Re: CDATA-like "literal" tags in XML-like data
by danger (Priest) on Nov 09, 2001 at 12:09 UTC

    Well, rather than comment on the potential fragility in such parsing schemes, I'll suggest a simplification to your scan() routine (reducing the loc by half+):

    sub scan ($) { my $line = shift; while ($line =~ m/<\s*(\w+)([^>]*)>/g) { next unless is_literal($1,$2); my $start = pos($line); my $len = index($line,"</$1>",$start) - $start; my $passage = \substr($line,$start,$len); $$passage = escape_out($$passage); pos($line) = $start; } print $line; }

    This uses assignment to pos() at the end of the loop to reset to where we left off so we may continue our match after modifying the string. Also, this uses a reference to the substr() function ... this is a reference to an Lvalue so assigning through the reference changes the substring being pointed to (perhaps a wee bit obfu for production use, but that's your decision :-)

    Of course, if the data doesn't follow exactly according to your expectations (a closing </listing > tag for example won't be found because we didn't allow for a trailing space in the closing tag, nor did we check that index() found a closing tag, ...), then all bets are off for your preprocessor (OK, so I did make a fragility comment).

      $passage = \substr

      Yes, that's exactly what I was trying for. I seem to recall trying to do this before, but it didn't work. Maybe I never got the syntax right, or it wasn't right on earlier versions.

      As for exactly following expectations, that's the point: it's all literal until a very strict end condition is reached. The <<EOF ... \nEOF construct is "fragile" too, as is forgetting to escape out a slash in a RE. Either follow the rules or get an error when things don't match up.

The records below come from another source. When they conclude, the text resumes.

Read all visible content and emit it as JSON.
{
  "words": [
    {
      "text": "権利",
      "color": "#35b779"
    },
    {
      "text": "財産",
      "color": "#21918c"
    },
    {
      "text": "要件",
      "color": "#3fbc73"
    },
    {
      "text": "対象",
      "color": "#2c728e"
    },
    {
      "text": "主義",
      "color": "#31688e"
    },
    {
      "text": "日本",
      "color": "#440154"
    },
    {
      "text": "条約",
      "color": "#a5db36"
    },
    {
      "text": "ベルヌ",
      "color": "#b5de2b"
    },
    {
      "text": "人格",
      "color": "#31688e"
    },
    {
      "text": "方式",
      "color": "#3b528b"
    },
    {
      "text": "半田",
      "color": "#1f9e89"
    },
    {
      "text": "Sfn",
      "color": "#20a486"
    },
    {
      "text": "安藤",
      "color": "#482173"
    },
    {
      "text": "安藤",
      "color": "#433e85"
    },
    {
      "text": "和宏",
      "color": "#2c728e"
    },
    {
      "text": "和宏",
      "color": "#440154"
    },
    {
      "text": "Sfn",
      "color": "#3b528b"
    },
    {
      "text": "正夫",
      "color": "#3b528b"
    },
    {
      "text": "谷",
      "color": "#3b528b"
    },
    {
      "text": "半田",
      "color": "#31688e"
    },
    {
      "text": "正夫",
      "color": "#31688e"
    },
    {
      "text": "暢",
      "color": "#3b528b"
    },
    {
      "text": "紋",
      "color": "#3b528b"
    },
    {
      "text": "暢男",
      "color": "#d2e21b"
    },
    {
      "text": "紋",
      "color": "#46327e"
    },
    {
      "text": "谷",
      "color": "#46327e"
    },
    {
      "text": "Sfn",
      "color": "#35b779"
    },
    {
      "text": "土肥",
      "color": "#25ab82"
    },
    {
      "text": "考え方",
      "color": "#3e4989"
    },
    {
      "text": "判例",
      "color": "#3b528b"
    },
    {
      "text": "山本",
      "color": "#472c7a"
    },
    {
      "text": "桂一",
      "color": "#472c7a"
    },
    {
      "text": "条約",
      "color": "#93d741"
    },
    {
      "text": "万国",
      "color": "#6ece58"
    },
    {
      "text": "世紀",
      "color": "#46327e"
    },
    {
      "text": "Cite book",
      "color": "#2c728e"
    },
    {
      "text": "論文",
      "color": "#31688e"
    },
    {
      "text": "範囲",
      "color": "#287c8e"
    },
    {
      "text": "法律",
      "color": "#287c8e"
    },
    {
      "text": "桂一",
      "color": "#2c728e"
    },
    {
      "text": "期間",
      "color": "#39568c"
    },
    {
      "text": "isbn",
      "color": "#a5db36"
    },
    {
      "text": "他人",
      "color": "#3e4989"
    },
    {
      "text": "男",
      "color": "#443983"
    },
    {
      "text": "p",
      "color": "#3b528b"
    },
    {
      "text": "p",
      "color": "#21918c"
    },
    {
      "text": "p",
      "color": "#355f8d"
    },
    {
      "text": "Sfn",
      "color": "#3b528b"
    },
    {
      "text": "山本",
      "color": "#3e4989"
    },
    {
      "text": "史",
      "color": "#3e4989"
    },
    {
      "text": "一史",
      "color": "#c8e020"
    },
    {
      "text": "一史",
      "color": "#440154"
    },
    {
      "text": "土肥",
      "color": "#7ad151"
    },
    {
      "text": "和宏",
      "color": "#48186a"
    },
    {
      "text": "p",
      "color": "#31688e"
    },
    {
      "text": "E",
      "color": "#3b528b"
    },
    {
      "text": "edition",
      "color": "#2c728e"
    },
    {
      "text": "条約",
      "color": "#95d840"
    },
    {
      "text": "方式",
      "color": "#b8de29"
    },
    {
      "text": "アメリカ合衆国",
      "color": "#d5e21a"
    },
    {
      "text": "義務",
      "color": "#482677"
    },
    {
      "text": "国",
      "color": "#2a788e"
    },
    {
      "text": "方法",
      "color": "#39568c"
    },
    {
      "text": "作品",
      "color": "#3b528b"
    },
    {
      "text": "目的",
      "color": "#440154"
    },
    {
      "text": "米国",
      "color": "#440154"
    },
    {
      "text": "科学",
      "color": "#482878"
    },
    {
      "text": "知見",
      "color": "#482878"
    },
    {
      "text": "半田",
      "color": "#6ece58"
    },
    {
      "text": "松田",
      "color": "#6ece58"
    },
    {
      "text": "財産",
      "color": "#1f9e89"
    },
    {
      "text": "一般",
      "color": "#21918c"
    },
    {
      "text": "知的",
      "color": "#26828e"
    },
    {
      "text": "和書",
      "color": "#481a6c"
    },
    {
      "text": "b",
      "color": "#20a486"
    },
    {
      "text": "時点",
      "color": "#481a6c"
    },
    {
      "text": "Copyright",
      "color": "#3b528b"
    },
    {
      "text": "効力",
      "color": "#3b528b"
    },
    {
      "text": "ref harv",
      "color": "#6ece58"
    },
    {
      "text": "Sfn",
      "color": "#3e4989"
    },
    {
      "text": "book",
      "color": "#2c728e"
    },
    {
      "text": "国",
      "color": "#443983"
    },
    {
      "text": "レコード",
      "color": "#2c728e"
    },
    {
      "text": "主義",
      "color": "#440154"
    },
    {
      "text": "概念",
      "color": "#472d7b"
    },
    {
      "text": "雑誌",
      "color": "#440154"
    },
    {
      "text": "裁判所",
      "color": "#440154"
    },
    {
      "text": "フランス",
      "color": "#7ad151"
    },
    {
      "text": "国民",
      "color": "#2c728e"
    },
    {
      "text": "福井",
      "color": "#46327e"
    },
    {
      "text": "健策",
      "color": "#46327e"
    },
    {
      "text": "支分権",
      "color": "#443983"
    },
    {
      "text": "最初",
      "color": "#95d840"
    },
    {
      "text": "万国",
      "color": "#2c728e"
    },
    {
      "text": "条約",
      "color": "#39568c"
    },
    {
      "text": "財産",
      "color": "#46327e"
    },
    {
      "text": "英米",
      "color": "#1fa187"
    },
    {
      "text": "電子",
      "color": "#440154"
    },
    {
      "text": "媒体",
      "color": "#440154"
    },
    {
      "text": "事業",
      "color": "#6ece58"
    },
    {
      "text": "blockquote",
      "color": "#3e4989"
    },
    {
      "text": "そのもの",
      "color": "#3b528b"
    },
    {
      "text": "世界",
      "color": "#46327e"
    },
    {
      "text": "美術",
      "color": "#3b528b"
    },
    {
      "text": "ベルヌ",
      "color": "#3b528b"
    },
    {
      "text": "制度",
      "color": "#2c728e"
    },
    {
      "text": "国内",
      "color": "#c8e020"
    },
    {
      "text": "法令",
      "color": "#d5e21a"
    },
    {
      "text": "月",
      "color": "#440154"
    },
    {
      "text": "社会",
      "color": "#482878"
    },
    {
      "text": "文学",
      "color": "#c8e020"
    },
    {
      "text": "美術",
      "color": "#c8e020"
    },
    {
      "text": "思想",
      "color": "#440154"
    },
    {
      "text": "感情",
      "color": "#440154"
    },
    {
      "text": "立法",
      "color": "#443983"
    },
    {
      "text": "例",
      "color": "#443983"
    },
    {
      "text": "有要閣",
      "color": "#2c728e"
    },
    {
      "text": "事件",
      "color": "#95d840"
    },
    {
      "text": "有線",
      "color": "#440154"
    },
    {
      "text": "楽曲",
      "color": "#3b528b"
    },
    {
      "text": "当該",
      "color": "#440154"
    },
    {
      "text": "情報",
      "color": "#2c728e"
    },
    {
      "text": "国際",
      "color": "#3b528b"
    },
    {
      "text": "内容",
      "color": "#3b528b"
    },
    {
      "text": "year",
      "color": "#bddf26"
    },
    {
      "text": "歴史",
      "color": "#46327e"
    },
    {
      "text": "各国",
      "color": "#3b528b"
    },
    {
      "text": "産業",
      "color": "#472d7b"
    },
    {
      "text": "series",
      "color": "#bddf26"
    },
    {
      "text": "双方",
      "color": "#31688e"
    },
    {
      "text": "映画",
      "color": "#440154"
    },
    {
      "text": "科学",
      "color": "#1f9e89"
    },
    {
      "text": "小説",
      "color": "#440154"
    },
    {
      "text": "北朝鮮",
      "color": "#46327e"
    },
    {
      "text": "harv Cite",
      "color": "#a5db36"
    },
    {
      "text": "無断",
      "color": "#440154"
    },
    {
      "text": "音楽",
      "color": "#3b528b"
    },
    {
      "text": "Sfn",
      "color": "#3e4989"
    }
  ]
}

Re: CDATA-like "literal" tags in XML-like data
by mirod (Canon) on Nov 09, 2001 at 17:46 UTC

    I hate to look like an XML ayatollah but I think you are going down a slippery path. XML is XML, and what you want is not XML. XML gives you native ways to encode your "literal" chunks so the parser is happy with them. You should use them. If you want a different format then you should use a pre-processor, to turn your quasi-XML into real XML. As the XML parser will never see the original file you can just have a special marker for the beginning and end of literal code, you don't need to use attributes on existing tags. You can basically use anything, I would use something illegal in XML and unlikely to happen in your literal text, &&& for example, or a tag if you really want to:

    You pre-processor would then be as simple as this:

    #!/usr/bin/perl -w use strict; my $literal_tag= "literal"; { local undef $/; for (<DATA>) { # tag version, the && version would be even simpler # s{&&&(.*?)&&& }{xml_escape($1)}ges; s{<\s*$literal_tag\s*>(.*?)<\s*/\s*$literal_tag>} {xml_escape($1)}geso; print; } } sub xml_escape { my $literal= shift; $literal=~ s/&/&amp;/g; $literal=~ s/</&lt;/g; return $literal; } __DATA__ <doc> <p>A regular para</p> <code><literal>there you put the code you want, including & and <> and all</literal>

    another regular para

    <literal>more <> code & stuff</literal> </doc> </code>

    Frankly using CDATA sections is simpler and let your original documents be well-formed XML, but that's your call.

      Hmm, I really like the idea of not being context-sensitive. Yes, just because PM has magic <code> tags doesn't mean it's the only solution to the ergonomic problem.

      Having a single sequence that was used to delimit literal text, rather than configurable multiple sequences, would mean that a simple s/// operator would be able to find them.

      In fact, if separate begin and end sequences were used, they could be turned into "<![CDATA[" and "]]>"respecitivly, and not need to grab everything in between. That would be very useful to operate as a simple filter of input.